Sedangkan syarat kedua adalah konsekuensi dari syahadat Muhammad Rasulullah, karena ia menuntut wajibnya taat kepada Rasul Saw, mengikuti syariatnya dan meninggalkan bid’ah atau ibadah-ibadah yang diada-adakan. Allah SWT Berfirman :

“(Tidak demikian) bahkan barangsiapa yang menyerahkan diri kepada Allah, sedang ia berbuat kebajikan, maka baginya pahala pada sisi Tuhannya dan tidak ada kekhawatiran terhadap mereka dan tidak (pula) mereka bersedih hati”. (Al-Baqarah : 112)

Aslama wajhahu (menyerahkan diri) artinya memurnikan ibadah kepada Allah SWT. Wahuwa muhsin (berbuat kebajikan) artinya mengikuti Rasul-Nya.

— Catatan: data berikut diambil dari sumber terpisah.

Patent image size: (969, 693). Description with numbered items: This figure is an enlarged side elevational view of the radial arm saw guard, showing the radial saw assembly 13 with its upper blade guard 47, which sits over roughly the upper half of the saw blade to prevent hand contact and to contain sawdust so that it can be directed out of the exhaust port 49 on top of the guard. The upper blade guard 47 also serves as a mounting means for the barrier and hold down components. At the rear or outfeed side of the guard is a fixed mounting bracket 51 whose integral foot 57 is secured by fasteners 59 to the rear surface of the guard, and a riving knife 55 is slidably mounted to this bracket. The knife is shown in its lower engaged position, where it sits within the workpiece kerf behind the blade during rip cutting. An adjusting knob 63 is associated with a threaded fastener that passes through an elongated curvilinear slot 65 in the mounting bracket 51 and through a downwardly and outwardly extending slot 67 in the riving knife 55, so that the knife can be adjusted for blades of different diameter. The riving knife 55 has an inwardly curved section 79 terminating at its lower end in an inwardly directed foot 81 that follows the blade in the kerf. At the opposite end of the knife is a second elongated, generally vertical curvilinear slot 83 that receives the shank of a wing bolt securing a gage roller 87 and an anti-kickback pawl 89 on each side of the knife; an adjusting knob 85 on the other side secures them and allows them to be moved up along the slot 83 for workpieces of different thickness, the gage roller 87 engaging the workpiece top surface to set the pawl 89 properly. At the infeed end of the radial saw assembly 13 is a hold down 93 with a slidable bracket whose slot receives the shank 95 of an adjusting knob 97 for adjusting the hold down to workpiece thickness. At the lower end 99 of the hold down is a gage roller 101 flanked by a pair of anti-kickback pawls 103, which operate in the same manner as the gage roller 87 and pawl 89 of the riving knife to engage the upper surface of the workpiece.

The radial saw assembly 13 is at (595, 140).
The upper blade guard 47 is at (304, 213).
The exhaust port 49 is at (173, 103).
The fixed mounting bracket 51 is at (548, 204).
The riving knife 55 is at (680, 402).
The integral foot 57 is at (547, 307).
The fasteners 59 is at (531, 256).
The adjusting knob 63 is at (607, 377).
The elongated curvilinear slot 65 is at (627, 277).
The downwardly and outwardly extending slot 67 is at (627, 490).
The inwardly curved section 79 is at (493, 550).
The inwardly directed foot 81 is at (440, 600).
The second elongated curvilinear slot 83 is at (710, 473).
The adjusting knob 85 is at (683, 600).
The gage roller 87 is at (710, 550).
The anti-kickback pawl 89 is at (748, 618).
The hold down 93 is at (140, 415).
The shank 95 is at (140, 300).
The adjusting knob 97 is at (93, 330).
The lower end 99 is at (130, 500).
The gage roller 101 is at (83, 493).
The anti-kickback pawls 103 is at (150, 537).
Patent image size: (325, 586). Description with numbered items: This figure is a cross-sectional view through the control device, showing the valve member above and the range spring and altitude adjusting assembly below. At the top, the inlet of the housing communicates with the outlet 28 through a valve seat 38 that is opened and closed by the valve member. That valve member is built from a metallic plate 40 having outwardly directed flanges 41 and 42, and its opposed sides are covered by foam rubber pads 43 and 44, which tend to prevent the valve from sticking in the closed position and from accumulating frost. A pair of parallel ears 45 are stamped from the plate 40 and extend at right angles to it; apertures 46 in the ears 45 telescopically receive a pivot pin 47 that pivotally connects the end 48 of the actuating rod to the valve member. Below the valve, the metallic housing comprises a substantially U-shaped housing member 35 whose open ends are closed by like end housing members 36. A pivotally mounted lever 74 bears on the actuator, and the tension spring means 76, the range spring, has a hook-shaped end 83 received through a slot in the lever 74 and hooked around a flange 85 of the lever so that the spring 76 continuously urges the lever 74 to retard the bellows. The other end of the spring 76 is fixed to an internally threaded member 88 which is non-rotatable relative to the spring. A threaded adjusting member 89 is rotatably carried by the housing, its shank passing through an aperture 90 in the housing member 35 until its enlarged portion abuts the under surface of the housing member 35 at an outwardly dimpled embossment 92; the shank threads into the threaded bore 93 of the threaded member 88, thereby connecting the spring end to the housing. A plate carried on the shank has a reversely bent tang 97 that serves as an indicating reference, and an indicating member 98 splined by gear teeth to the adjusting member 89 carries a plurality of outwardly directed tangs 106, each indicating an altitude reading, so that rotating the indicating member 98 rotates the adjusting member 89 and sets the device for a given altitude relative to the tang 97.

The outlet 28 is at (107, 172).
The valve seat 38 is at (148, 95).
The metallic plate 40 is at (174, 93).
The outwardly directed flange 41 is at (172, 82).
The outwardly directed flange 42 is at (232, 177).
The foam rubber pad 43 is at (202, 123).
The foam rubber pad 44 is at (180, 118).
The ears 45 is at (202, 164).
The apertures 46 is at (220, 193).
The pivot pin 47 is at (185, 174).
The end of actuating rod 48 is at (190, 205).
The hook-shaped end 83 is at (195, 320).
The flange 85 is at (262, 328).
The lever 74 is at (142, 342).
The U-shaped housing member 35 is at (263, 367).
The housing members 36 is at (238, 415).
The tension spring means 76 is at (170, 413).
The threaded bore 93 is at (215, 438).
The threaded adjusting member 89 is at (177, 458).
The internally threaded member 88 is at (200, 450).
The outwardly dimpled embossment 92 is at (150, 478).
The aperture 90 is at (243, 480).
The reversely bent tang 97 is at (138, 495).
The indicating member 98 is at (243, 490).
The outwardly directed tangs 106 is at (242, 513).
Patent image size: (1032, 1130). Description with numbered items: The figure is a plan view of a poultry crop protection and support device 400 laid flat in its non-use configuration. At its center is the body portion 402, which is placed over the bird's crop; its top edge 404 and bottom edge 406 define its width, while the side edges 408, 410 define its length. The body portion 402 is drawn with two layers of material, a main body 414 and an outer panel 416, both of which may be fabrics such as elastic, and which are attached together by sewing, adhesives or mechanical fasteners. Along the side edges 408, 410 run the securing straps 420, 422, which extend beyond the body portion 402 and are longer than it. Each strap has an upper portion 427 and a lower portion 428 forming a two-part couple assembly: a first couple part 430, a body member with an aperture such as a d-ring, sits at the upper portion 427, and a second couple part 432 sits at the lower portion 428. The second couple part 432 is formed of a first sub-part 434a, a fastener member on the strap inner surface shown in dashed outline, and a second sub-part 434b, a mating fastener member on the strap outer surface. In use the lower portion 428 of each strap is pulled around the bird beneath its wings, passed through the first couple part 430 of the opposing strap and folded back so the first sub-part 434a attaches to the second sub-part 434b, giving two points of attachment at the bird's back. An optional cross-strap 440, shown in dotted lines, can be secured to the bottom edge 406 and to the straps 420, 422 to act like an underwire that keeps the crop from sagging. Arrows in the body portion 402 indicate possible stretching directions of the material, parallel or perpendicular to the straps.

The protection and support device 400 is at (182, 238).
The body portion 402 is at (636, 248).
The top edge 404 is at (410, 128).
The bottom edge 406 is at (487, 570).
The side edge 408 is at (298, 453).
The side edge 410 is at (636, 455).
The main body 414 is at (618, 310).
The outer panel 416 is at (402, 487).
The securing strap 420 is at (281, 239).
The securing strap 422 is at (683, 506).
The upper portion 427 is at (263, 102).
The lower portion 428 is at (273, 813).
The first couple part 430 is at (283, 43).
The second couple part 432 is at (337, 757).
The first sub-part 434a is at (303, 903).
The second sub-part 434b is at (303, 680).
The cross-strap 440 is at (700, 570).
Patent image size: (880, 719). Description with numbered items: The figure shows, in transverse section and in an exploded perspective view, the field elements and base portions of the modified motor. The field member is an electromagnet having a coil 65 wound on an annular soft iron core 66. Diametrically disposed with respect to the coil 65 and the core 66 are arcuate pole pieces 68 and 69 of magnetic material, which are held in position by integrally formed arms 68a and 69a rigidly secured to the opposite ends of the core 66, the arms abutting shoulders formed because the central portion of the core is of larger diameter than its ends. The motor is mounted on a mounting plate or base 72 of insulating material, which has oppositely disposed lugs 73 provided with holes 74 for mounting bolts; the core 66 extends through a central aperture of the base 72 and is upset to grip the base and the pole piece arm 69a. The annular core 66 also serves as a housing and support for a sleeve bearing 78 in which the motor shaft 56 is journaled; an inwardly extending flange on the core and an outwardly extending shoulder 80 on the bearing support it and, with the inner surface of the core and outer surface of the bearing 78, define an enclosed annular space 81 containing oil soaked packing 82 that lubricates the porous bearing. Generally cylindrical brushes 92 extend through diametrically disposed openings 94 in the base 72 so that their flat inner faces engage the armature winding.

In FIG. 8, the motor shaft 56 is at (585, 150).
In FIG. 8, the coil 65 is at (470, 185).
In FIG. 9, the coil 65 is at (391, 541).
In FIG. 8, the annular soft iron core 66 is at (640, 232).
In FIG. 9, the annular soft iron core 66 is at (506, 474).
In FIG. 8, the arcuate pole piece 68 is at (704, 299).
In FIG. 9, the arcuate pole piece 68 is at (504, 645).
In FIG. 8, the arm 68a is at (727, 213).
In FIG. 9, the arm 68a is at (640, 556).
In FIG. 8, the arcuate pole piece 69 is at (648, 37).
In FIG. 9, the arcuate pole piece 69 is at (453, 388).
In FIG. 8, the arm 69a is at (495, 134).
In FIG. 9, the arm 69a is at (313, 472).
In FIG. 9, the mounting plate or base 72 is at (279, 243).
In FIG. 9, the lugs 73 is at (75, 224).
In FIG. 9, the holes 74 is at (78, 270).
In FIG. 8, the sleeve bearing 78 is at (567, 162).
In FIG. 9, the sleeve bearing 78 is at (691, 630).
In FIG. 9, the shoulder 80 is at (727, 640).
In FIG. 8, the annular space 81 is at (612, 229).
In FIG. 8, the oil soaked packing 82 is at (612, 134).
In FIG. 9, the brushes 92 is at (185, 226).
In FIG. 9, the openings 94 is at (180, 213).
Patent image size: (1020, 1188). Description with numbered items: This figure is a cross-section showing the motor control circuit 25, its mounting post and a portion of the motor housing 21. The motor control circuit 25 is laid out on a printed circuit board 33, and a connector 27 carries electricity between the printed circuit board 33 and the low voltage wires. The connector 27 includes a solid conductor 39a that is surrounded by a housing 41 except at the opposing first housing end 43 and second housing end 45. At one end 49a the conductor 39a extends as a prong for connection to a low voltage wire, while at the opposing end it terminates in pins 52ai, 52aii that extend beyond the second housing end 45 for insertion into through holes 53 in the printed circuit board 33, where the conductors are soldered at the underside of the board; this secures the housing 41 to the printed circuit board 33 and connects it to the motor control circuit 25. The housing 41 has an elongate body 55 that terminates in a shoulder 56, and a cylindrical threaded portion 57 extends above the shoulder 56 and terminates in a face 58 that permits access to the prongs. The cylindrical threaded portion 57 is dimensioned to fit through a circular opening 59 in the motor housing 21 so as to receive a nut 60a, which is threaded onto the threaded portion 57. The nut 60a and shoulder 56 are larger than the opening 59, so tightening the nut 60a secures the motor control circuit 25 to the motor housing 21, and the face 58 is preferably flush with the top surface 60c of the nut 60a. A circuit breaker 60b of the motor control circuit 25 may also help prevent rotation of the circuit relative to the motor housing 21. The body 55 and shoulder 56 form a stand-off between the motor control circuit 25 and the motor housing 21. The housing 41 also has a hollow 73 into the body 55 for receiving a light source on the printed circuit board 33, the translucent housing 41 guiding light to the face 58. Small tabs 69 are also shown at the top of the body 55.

Syaikhul Islam mengatakan, “Inti agama ada dua pokok yaitu kita tidak menyembah kecuali kepada Allah SWT, dan kita tidak menyembah kecuali dengan apa yang Dia syariatkan, tidak dengan bid’ah”. Sebagaimana Allah SWT Berfirman,

“Barangsiapa mengharap perjumpaan dengan Tuhannya, maka hendaklah ia mengerjakan amal yang shalih dan janganlah ia mempersekutukan seorangpun dalam beribadah kepada Tuhan-Nya.” (Al-Kahfi : 110)

Yang demikian adalah manifestasi (perwujudan) dari dua kalimat syahadat La ilaha illallah dan Muhammad Rasulullah.

Pada yang pertama, kita tidak menyembah kecuali kepada-Nya. Pada yang kedua, bahwasanya Muhammad SAW adalah utusan-Nya dan yang menyampakan ajaran-Nya. Maka kita wajib membenarkan dan mempercayai beritanya serta menaati perintahnya. Beliau telah menjelaskan bagaimana cara kita beribadah kepada Allah SWT dan beliau melarang kita dari hal-hal baru atau bid’ah. Beliau mengatakan bahwa bid’ah itu SESAT.

Komentar

Postingan populer dari blog ini

kata -kata bijaksana

BOLEHKAH KOPI LUWAK DI KONSUMSI???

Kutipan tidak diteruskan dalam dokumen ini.